Cette technique consiste en une injection par intraveineuse d’un radiotraceur – inoffensif, car faiblement radioactif – qui, une fois dans les organes à examiner, émet des rayonnements gamma. Ceux-ci seront alors captés par une caméra gamma couplée à un ordinateur afin de reconstruire une image. L’appareil reste fixe ou tourne autour du patient en position allongée. Les applications en scintigraphie sont nombreuses: bilan et surveillance du cancer, du cerveau, du cœur, de la thyroïde et des infections, fractures, embolies pulmonaires, pathologies des reins et de la vésicule biliaire.

La tomographie par émission de positons 

Cette technique permet de mesurer en trois dimensions l’activité métabolique d’un organe grâce aux émissions produites par les positons issus de la désintégration du produit radioactif injecté.

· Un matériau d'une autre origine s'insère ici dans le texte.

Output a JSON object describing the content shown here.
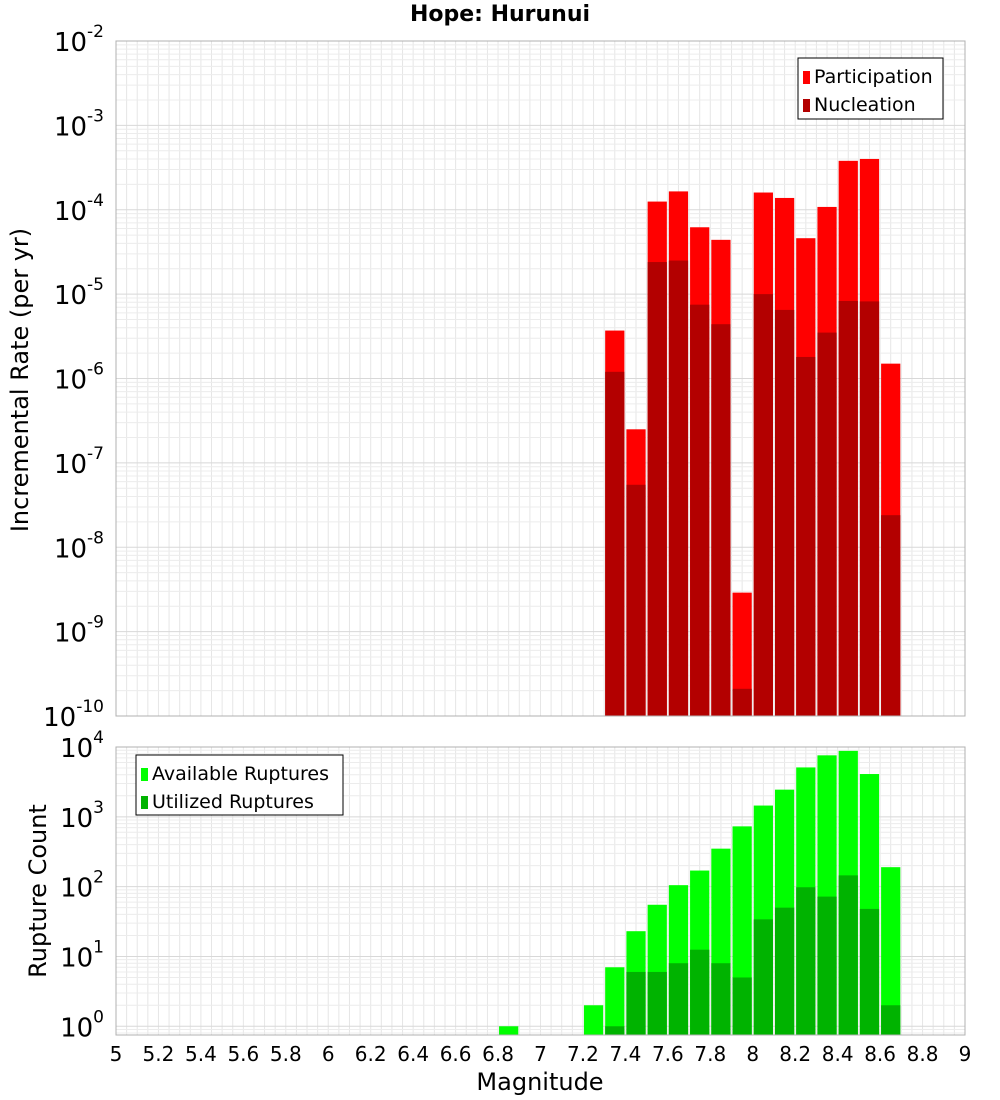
{
  "chart_data": [
    {
      "type": "bar",
      "title": "Hope: Hurunui",
      "xlabel": "",
      "ylabel": "Incremental Rate (per yr)",
      "yscale": "log",
      "ylim": [
        1e-10,
        0.01
      ],
      "xlim": [
        5,
        9
      ],
      "grid": true,
      "legend_position": "top-right",
      "y_tick_labels": [
        {
          "base": "10",
          "exp": "-10",
          "value": 1e-10
        },
        {
          "base": "10",
          "exp": "-9",
          "value": 1e-09
        },
        {
          "base": "10",
          "exp": "-8",
          "value": 1e-08
        },
        {
          "base": "10",
          "exp": "-7",
          "value": 1e-07
        },
        {
          "base": "10",
          "exp": "-6",
          "value": 1e-06
        },
        {
          "base": "10",
          "exp": "-5",
          "value": 1e-05
        },
        {
          "base": "10",
          "exp": "-4",
          "value": 0.0001
        },
        {
          "base": "10",
          "exp": "-3",
          "value": 0.001
        },
        {
          "base": "10",
          "exp": "-2",
          "value": 0.01
        }
      ],
      "x": [
        7.35,
        7.45,
        7.55,
        7.65,
        7.75,
        7.85,
        7.95,
        8.05,
        8.15,
        8.25,
        8.35,
        8.45,
        8.55,
        8.65
      ],
      "series": [
        {
          "name": "Participation",
          "color": "#ff0000",
          "values": [
            3.7e-06,
            2.5e-07,
            0.000125,
            0.000165,
            6.2e-05,
            4.4e-05,
            2.9e-09,
            0.00016,
            0.000138,
            4.6e-05,
            0.000108,
            0.00038,
            0.0004,
            1.5e-06
          ]
        },
        {
          "name": "Nucleation",
          "color": "#b30000",
          "values": [
            1.2e-06,
            5.5e-08,
            2.4e-05,
            2.5e-05,
            7.5e-06,
            4.4e-06,
            2.1e-10,
            1e-05,
            6.5e-06,
            1.8e-06,
            3.5e-06,
            8.3e-06,
            8.2e-06,
            2.4e-08
          ]
        }
      ]
    },
    {
      "type": "bar",
      "title": "",
      "xlabel": "Magnitude",
      "ylabel": "Rupture Count",
      "yscale": "log",
      "ylim": [
        0.75,
        10000
      ],
      "xlim": [
        5,
        9
      ],
      "grid": true,
      "legend_position": "top-left",
      "y_tick_labels": [
        {
          "base": "10",
          "exp": "0",
          "value": 1
        },
        {
          "base": "10",
          "exp": "1",
          "value": 10
        },
        {
          "base": "10",
          "exp": "2",
          "value": 100
        },
        {
          "base": "10",
          "exp": "3",
          "value": 1000
        },
        {
          "base": "10",
          "exp": "4",
          "value": 10000
        }
      ],
      "x_tick_labels": [
        "5",
        "5.2",
        "5.4",
        "5.6",
        "5.8",
        "6",
        "6.2",
        "6.4",
        "6.6",
        "6.8",
        "7",
        "7.2",
        "7.4",
        "7.6",
        "7.8",
        "8",
        "8.2",
        "8.4",
        "8.6",
        "8.8",
        "9"
      ],
      "x": [
        6.85,
        7.25,
        7.35,
        7.45,
        7.55,
        7.65,
        7.75,
        7.85,
        7.95,
        8.05,
        8.15,
        8.25,
        8.35,
        8.45,
        8.55,
        8.65
      ],
      "series": [
        {
          "name": "Available Ruptures",
          "color": "#00ff00",
          "values": [
            1,
            2,
            7,
            23,
            55,
            105,
            170,
            350,
            730,
            1450,
            2450,
            5100,
            7600,
            8800,
            4100,
            190
          ]
        },
        {
          "name": "Utilized Ruptures",
          "color": "#00b300",
          "values": [
            null,
            null,
            1,
            6,
            6,
            8,
            12.5,
            8,
            5,
            34,
            50,
            98,
            72,
            145,
            48,
            2
          ]
        }
      ]
    }
  ]
}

Dans environ 90 % des cas, la tomographie par émission de positons (TEP) est utilisée en oncologie. «C’est très utile pour identifier les lésions cancéreuses, rechercher les métastases, suivre la réponse au traitement et évaluer les risques de récidive, révèle le Dr Ciarallo. En médecine nucléaire, on peut voir si la tache ou l’anomalie persistante a de l’activité ou non, et déterminer si c’est un cancer résiduel, une récidive et s’il y a une progression.» La TEP permet aussi d’évaluer les troubles cognitifs, la démence et la fonction cardiaque, la perfusion du cœur.

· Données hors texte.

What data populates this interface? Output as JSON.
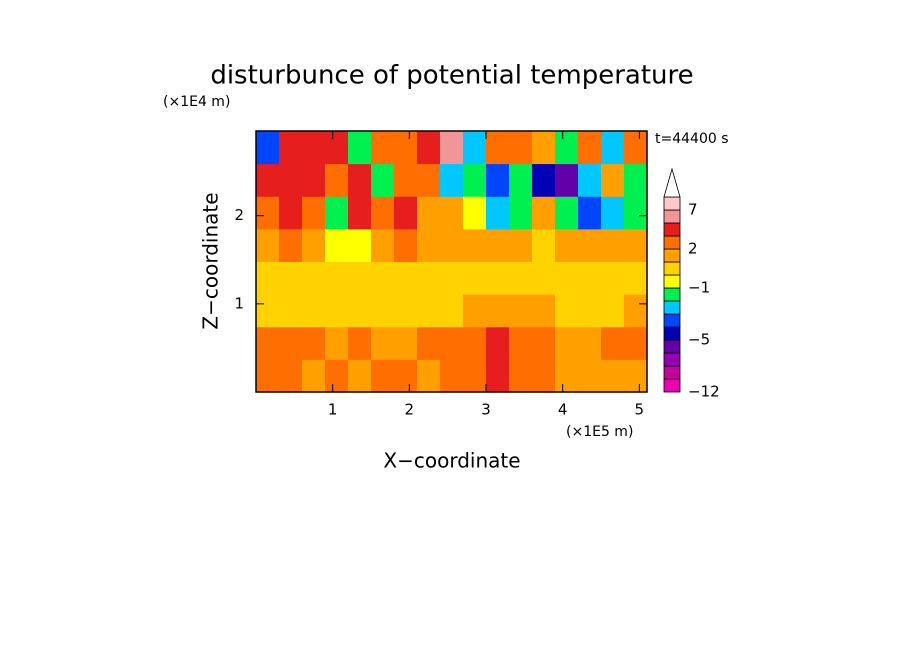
{
  "chart_data": {
    "type": "contour",
    "title": "disturbunce of potential temperature",
    "x_label": "X−coordinate",
    "y_label": "Z−coordinate",
    "x_unit_label": "(×1E5 m)",
    "y_unit_label": "(×1E4 m)",
    "annotation": "t=44400 s",
    "xlim": [
      0,
      5.1
    ],
    "ylim": [
      0,
      2.96
    ],
    "xticks": [
      1,
      2,
      3,
      4,
      5
    ],
    "yticks": [
      1,
      2
    ],
    "x_edges": [
      0,
      0.3,
      0.6,
      0.9,
      1.2,
      1.5,
      1.8,
      2.1,
      2.4,
      2.7,
      3.0,
      3.3,
      3.6,
      3.9,
      4.2,
      4.5,
      4.8,
      5.1
    ],
    "z_edges": [
      0,
      0.37,
      0.74,
      1.11,
      1.48,
      1.85,
      2.22,
      2.59,
      2.96
    ],
    "values": [
      [
        2,
        2,
        1.5,
        2,
        1.5,
        2,
        2,
        1.5,
        2,
        2,
        3,
        2.5,
        2,
        1.5,
        1.5,
        1.5,
        1.5
      ],
      [
        2.5,
        2,
        2.5,
        1.5,
        2,
        1.5,
        1.5,
        2,
        2,
        2.5,
        3,
        2.5,
        2,
        1.5,
        1.5,
        2,
        2
      ],
      [
        0.5,
        0.5,
        0.5,
        0.5,
        0.5,
        0.5,
        0.5,
        0.5,
        0.5,
        1.5,
        1.5,
        1.5,
        1.5,
        0.5,
        0.5,
        0.5,
        1.5
      ],
      [
        0.5,
        0.5,
        0.5,
        0.5,
        0.5,
        0.5,
        0.5,
        0.5,
        0.5,
        0.5,
        0.5,
        0.5,
        0.5,
        0.5,
        0.5,
        0.5,
        0.5
      ],
      [
        1.5,
        2,
        1.5,
        -0.5,
        -0.5,
        1.5,
        2.5,
        1.5,
        1.5,
        1.5,
        1,
        1.5,
        0.5,
        1.5,
        1.5,
        1,
        1
      ],
      [
        2.5,
        3.5,
        2.5,
        -1.5,
        3,
        2,
        3,
        1.5,
        1.5,
        -0.5,
        -3,
        -1.5,
        1.5,
        -2,
        -4,
        -3,
        -2
      ],
      [
        3,
        4,
        3,
        2.5,
        4,
        -2,
        2.5,
        2,
        -3,
        -1.5,
        -4,
        -2,
        -4.5,
        -6,
        -3,
        1,
        -2
      ],
      [
        -4,
        3,
        4,
        3,
        -2,
        2,
        2.5,
        4,
        5,
        -3,
        2,
        2.5,
        1.5,
        -1.5,
        2,
        -3,
        2
      ]
    ],
    "colorbar": {
      "levels": [
        -12,
        -10,
        -8,
        -6,
        -5,
        -4,
        -3,
        -2,
        -1,
        0,
        1,
        2,
        3,
        5,
        7,
        9
      ],
      "colors": [
        "#f000b4",
        "#c8009b",
        "#9600b4",
        "#6400aa",
        "#0000b4",
        "#0046ff",
        "#00c8ff",
        "#00f050",
        "#ffff00",
        "#ffd200",
        "#ffa000",
        "#ff6e00",
        "#e61e1e",
        "#f09696",
        "#ffc8c8"
      ],
      "extend_color": "#ffffff",
      "ticks": [
        {
          "value": -12,
          "label": "−12"
        },
        {
          "value": -5,
          "label": "−5"
        },
        {
          "value": -1,
          "label": "−1"
        },
        2,
        7
      ]
    }
  }
}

Quant à la TEP-CT, elle combine la médecine nucléaire et le scanner: les images par TEP puis par scanner sont fusionnées pour obtenir à la fois des images anatomiques et de l’information sur l’activité métabolique des cellules, en plus d’établir le lieu exact de la captation.

La radiologie d’intervention

En pleine expansion, la radiologie d’intervention consiste à faire un examen en imagerie médicale à des fins diagnostiques et de pratiquer sur-le-champ une intervention. Selon les deux spécialistes consultés pour cet article, elle évite bien des chirurgies. Par exemple, 95 % des biopsies sont maintenant réalisées à l’aiguille, donc guidées par échographie ou scanner, pour prélever un morceau de la tumeur.

La radiologie interventionnelle permet aussi d’arrêter une hémorragie aiguë après avoir vu au scanner où se situe le saignement, de  drainer un abcès, de débloquer une obstruction au niveau des reins, des voies urinaires ou biliaires en combinant l’échographie et la fluoroscopie, ou de traiter des tumeurs par embolisation. «Une des grandes révolutions récentes dans la radiologie d’intervention, c’est pour les AVC, révèle le Dr Soulez. Maintenant, si le radiologue intervient en dedans de 10 heures, il peut aller aspirer le caillot à l’intérieur de l’artère du cerveau. Il y a donc moins de séquelles et de décès.»

Irradiation: quels sont les risques?

Ils varient en fonction de l’âge. «On fait très attention chez les enfants et les jeunes femmes au niveau du pelvis. Notre principe, c’est de faire le moins de radiations possible», déclare le Dr Gilles Soulez. «Il s’agit de petites doses de radiations, tant en radiologie qu’en médecine nucléaire, précise le DAnthony Ciarallo, mais c’est sûr que ça varie selon l’examen. Le simple fait d’être sur Terre nous expose à une radiation. À titre de comparaison, un test en médecine nucléaire équivaut à environ deux ans de vie. Comme bien des gens vivent désormais jusqu’à 90 ans, ce n’est pas très inquiétant. Mais quand on fait un examen, il faut vraiment le faire pour une bonne raison! On évalue toujours le bénéfice par rapport au risque.»